ABD’de özel sermaye (private equity) sektöründe son yıllarda birikmiş varlıkların satılamaması sektörü ciddi bir darboğaza soktu. S&P 500 endeksinin son beş yılda yaklaşık yüzde 95 oranında değer kazanmasına rağmen, özel sermaye fonları portföylerindeki şirketleri elden çıkarmakta sıkıntı yaşıyor. Sektöre ilişkin hazırlanan yeni bir araştırma, ABD’de 12 bin kadar özel sermaye şirketinin beklemeye alındığını gösteriyor. Yıllık ortalama 1.500 şirketin çıkışıyla mevcut stokun eritilmesi sekiz yılı bulacak.
FAİZLER VE ABARTILI DEĞERLEMELERİN FATURASI
Edinilen verilere göre, 2020-2022 yıllarında fiyatlamaların yükselmesi ve faizlerin düşük seyretmesi özel sermaye piyasasına aşırı bir coşku getirdi. Sektör oyuncuları, pandemi sonrası fırsatları hızla değerlendirmek için 2020 öncesi satın aldıkları birçok şirketi mevcut köpüklü piyasaya yüksek fiyatlarla satmaya çalıştı. Aynı dönemde, fon yöneticileri yeni anlaşmalara rekor seviyede fiyatlar ödedi.

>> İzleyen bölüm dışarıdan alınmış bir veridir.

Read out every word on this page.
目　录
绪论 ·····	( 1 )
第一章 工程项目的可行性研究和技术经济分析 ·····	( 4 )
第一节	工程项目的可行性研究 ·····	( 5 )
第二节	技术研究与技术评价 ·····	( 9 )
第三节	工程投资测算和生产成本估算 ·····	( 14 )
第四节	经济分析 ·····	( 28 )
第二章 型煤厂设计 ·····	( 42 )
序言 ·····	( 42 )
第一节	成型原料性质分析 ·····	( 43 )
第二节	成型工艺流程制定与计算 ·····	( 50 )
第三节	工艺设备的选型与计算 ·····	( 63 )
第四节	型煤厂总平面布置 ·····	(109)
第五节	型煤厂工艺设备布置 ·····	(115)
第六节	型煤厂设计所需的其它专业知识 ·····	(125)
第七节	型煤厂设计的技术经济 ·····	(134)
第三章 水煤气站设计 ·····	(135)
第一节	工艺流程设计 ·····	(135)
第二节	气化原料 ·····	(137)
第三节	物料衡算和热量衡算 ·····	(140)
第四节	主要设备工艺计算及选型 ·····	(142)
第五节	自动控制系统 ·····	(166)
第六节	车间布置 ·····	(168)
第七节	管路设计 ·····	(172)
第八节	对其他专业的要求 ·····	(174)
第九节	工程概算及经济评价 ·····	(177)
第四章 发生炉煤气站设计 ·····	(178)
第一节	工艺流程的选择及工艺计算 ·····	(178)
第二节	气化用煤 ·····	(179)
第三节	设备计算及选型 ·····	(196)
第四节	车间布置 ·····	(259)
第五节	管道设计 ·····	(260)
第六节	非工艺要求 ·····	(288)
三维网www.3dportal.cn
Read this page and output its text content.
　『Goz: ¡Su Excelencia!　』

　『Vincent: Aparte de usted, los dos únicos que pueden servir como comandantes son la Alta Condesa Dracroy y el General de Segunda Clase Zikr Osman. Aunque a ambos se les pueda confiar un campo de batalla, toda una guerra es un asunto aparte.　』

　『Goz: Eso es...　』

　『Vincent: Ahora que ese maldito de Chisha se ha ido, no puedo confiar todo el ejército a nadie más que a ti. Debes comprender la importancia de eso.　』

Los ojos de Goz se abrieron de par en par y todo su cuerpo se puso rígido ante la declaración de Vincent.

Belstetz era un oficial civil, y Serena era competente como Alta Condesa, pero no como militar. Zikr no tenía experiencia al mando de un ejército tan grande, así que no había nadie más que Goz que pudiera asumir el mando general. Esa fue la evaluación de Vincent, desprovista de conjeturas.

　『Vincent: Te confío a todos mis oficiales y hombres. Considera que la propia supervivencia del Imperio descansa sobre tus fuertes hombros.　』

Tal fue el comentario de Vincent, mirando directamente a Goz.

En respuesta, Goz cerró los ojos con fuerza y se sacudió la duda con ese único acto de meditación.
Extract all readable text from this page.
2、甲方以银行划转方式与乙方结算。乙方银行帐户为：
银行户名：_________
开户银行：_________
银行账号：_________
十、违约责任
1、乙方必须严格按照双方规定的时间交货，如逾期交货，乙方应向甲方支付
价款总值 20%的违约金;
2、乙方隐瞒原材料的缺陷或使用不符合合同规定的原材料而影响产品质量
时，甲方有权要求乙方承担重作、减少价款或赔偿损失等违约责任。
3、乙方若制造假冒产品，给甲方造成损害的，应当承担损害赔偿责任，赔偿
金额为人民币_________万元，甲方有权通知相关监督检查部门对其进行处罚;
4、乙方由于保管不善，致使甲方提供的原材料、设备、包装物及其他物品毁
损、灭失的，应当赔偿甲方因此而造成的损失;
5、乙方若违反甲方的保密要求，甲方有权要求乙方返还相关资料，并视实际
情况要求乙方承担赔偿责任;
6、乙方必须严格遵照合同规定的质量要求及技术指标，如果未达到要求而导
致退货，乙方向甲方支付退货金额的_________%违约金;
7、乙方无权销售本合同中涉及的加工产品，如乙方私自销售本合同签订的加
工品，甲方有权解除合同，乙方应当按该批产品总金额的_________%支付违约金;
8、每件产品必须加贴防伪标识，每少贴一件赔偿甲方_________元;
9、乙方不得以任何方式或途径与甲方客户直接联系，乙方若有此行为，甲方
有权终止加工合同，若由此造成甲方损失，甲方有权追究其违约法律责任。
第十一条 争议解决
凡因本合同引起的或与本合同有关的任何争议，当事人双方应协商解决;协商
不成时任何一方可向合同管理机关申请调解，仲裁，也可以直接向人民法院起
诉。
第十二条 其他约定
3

Harvard Hukuk Fakültesi’nin analizine göre, 2022’de özel sermaye fonları arasındaki anlaşmalar toplam çıkışların yaklaşık yüzde 45’ini oluşturdu.
YÜKSEK BORÇ, DÜŞEN GETİRİ
Likiditenin daralması ile birlikte, fonların yatırımcılarına karşı sorumluluğu ağırlaştı. Sektörün temeli olan kaldıraçlı satın almalarda özel kredi faizleri 2024 itibarıyla yüzde 9,5 seviyesine tırmanmış durumda. Portföy şirketlerinin birçoğu, EBITDA’ya göre borçluluk oranlarının sekiz katın üzerinde olduğunu belirtirken, nakit akışı açısından kırılganlık artıyor. Moody’s’in verilerine göre, özel sermaye destekli şirketlerde temerrüt oranı yüzde 17’ye yaklaşırken bu oran sektör dışında iki kat daha düşük.
YATIRIMCILARDA “AŞIRI TAHSİS” ENDİŞESİ
Özel sermaye fonlarına yönelik tahsislerde de belirgin bir düşüş sinyali veriliyor. 2010’lu yıllarda yıldızı parlayan varlık sınıfı, büyük yatırımcıların gözdesi olmuş ve fon toplama hızında rekorlar kırılmıştı. Ancak aşırı tahsis ve hedef üstü yatırım nedeniyle fonların elindeki varlıklar hızla arttı. Birçok büyük yatırımcı, özellikle Yale ve Harvard gibi kurumlar, son dönemde ikincil piyasaya yönelerek hisselerini elden çıkarmaya başladı. PitchBook verileri, 2024’te fon toplamanın hızla düştüğünü ve 2025’te de yavaşladığını ortaya koyuyor.
ÇIKIŞ KAPILARI DARALIYOR
Çıkış imkanlarının daralması ve IPO piyasasında küçük ölçekli şirketlere ilginin azalması özel sermaye için yeni bir tehdit yaratıyor. Ropes & Gray analizine göre, özel sermaye işlemlerinin yüzde 50-60’ı mikro sermayeli halka açık şirketler kategorisinde yer alıyor ancak bu segment piyasada zayıf performans sergiliyor.
ALTERNATİF YOLLAR VE ARTAN BELİRSİZLİK
Sektörde fonlar mevcut varlıkları korumak adına yeniden finansman yolları arıyor veya şirketlerini devam fonlarına devrediyor. Ancak yükselen faiz ve ekonomik büyümede beklenen yavaşlama, bu stratejilerin sürdürülebilirliği konusunda soru işaretleri uyandırıyor. McKinsey verilerine göre özel sermaye getirileri, son bir, üç ve beş yıllık dönemde S&P 500’ün gerisinde kaldı.
Uzmanlar, özel sermaye piyasasının bir zamanlar gözde iken artık “para tuzağı” riski taşıdığı konusunda uyarıyor. Sektördeki temel soru ise şu: Çıkış kapısı, elindeki şirketlerden kârla ayrılmak isteyenler için yeterince açık mı?